Bugün toplumumuzun derin yaralarından birine değinmek istiyorum:

     İnsanlarımız kendi kusur ve eksiklerini görme yerine, başkalarının kusur ve eksiklerini araştırmakla zaman geçiriyorlar..

     Köyde ise : traktör alan veya bir eski araba alan bir köylü onların gözünde kesin hırsızdır.. çalmıştır, çırpmıştır..

     Şehirde ise : bir komşusu bir otomobil aldı ise : çalmıştır

     Yada bir komşusu birikimi ile çocukları için ikinci bir ev aldı ise : kesin hırsızdır, çalmıştır..

      Yada : bir fabrika kurdu ise , yandı, hem de ne yandı biliyor musunuz ? hemen dedi koduya başlarız: Devleti soydurur, milleti soydurup, olmadık iftiraları atarak o kişinin ayıp ve kurusunu aramaya başlarız bulamazsak iftira atarız..

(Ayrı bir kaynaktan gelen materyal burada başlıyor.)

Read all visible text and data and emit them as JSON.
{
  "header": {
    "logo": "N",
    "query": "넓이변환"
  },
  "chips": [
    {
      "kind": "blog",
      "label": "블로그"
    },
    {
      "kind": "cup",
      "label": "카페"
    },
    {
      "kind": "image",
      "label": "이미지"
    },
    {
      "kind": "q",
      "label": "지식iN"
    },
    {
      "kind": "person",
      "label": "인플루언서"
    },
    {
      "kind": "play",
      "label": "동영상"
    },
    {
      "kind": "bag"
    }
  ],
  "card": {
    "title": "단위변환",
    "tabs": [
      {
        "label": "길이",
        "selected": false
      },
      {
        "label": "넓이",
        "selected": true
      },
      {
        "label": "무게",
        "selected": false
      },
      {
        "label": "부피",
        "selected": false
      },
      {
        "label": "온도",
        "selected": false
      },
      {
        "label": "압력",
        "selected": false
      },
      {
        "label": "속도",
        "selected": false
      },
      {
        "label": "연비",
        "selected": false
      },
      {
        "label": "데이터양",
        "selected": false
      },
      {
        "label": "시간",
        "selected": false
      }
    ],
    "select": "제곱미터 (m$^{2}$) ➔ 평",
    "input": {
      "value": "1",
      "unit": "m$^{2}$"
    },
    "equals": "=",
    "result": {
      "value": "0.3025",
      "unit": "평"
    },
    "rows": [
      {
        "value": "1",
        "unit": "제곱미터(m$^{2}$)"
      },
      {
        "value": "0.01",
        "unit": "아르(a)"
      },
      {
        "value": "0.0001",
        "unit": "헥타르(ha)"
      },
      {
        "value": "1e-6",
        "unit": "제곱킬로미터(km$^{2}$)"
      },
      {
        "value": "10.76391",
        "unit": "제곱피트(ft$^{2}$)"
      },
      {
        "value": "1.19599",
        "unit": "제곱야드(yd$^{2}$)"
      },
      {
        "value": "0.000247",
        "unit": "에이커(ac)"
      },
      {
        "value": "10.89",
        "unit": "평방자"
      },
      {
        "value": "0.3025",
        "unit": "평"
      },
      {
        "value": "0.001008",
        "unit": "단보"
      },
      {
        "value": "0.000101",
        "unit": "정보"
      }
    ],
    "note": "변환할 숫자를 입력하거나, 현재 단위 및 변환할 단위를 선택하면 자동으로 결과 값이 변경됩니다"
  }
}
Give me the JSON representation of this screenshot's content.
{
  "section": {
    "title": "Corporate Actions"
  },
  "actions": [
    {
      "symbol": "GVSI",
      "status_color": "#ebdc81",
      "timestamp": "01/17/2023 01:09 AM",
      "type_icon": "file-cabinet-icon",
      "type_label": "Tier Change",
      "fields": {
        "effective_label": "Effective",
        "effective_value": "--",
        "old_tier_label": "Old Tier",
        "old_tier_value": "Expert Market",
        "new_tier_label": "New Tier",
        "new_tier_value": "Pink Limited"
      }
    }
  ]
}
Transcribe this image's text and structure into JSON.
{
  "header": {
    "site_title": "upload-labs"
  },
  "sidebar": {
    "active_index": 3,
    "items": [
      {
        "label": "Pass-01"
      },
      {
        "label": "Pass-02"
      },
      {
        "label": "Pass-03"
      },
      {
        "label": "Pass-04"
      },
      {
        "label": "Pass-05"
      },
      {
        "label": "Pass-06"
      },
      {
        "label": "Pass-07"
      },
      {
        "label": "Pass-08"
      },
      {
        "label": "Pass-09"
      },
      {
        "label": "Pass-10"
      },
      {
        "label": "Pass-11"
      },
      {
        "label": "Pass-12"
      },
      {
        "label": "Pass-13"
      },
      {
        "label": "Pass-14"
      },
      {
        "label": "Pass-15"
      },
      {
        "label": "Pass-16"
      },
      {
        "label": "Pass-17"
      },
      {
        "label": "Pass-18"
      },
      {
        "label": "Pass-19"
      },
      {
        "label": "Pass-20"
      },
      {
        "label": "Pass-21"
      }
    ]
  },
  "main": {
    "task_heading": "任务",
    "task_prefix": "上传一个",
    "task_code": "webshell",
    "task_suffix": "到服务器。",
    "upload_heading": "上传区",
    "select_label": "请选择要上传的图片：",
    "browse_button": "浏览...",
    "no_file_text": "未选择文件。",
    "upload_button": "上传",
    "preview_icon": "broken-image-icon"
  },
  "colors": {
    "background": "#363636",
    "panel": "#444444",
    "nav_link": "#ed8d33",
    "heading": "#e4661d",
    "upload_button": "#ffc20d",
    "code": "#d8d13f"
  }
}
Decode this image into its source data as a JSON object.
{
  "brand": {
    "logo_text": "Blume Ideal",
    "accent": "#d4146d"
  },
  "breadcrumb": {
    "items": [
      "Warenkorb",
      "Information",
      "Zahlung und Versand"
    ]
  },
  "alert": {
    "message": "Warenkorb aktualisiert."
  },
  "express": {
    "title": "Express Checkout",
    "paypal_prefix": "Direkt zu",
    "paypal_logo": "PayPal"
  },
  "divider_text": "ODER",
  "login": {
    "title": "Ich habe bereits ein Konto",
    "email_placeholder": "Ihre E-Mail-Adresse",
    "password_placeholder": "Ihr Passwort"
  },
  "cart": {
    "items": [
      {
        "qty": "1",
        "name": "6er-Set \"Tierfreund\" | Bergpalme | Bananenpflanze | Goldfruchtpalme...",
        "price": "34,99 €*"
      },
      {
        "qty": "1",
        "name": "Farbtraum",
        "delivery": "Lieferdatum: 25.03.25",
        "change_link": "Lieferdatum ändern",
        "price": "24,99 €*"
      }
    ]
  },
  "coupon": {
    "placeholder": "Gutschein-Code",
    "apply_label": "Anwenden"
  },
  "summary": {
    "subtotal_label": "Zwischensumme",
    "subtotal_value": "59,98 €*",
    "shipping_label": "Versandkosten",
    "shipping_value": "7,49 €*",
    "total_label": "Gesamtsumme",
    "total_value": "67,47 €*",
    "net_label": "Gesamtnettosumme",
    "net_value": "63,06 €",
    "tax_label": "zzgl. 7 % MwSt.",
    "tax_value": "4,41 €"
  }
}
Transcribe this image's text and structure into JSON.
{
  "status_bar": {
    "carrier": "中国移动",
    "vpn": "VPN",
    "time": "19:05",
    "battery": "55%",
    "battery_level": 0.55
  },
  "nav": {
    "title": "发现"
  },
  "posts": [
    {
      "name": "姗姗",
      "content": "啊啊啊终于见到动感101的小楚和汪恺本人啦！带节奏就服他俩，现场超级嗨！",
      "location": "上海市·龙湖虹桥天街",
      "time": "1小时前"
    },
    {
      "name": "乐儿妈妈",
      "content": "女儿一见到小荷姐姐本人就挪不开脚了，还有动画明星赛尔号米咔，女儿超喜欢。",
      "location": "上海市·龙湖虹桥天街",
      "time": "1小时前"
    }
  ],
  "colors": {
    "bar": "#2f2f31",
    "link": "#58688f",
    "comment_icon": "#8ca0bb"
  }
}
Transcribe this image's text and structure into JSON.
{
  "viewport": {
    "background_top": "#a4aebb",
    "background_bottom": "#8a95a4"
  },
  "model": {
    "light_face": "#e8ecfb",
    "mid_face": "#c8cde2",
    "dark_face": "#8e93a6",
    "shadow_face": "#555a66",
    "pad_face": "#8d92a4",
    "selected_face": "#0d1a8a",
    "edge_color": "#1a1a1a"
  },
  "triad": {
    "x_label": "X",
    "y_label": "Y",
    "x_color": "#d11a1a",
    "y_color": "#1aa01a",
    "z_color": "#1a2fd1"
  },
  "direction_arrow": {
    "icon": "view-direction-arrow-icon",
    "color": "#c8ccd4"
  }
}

     Dedi kodu, iftira, yalan, gıybet, birde bunun üzerine başkalarının eksik ve kusurlarını araştırmaya başladığımız zaman işin , çivisi çıkıyor..

      Allah-u tala : İlmi çalışana, Serveti dilediğime verim buyuruyor..

      Bir kitap okumadan, bir araştırma ve deney yapmadan ilim sahibi olamazsınız..

      Ancak : Allah dilerse insan bir anda zengin olur.. yada fakir..

      Önce sen kendine bir bak !

      Ne kadar düzgün adamsın !

      Haram ve Helali ayırt ede biliyor musun ?

      Sağ elinle , besmele çekerek yemeğini yiye biliyor musun ?, yoksa önüne gelen yemeğe küfürle başlayarak haram mı ? yiyorsun !..

      Sana ait olmayan bir ürünü : kullanma, sana ait olmayan bir yiyeceği yemeden bir kenarda bekleye biliyor musun ? , hak sahibinden izin alabiliyor musun ?

      Bir gidip, Sakarya da ki esnafı, bir gidip Mağralı da ki Kasabı, Trabzon caddesindeki konfeksiyoncuyu çarparak, aldığın ürünlerin üzerine mi ? yatıyorsun !.. yoksa borcunu ödeyerek helalleşe biliyor musun ? sen kadar düzgün adamsın ?

      Tüyü bitmemiş yetimin hakkı olan 80 milyonun hakkı devletimin, elektriğini, suyunu, resmi kurumların akaryakıtını, kendi menfaatin için nasıl kullana biliyorsun !

       Başkalarının kusurunu arama yerine önce sen kendine bak !

       Ne kadar düzgün bir adamsın ?

       Sevgili Yaşar Alpaslan, Mustafa Topaloğlu hocalarım kitap yazmışlar birer adet getirdiler teşekkür ederiz, ellerine sağlık..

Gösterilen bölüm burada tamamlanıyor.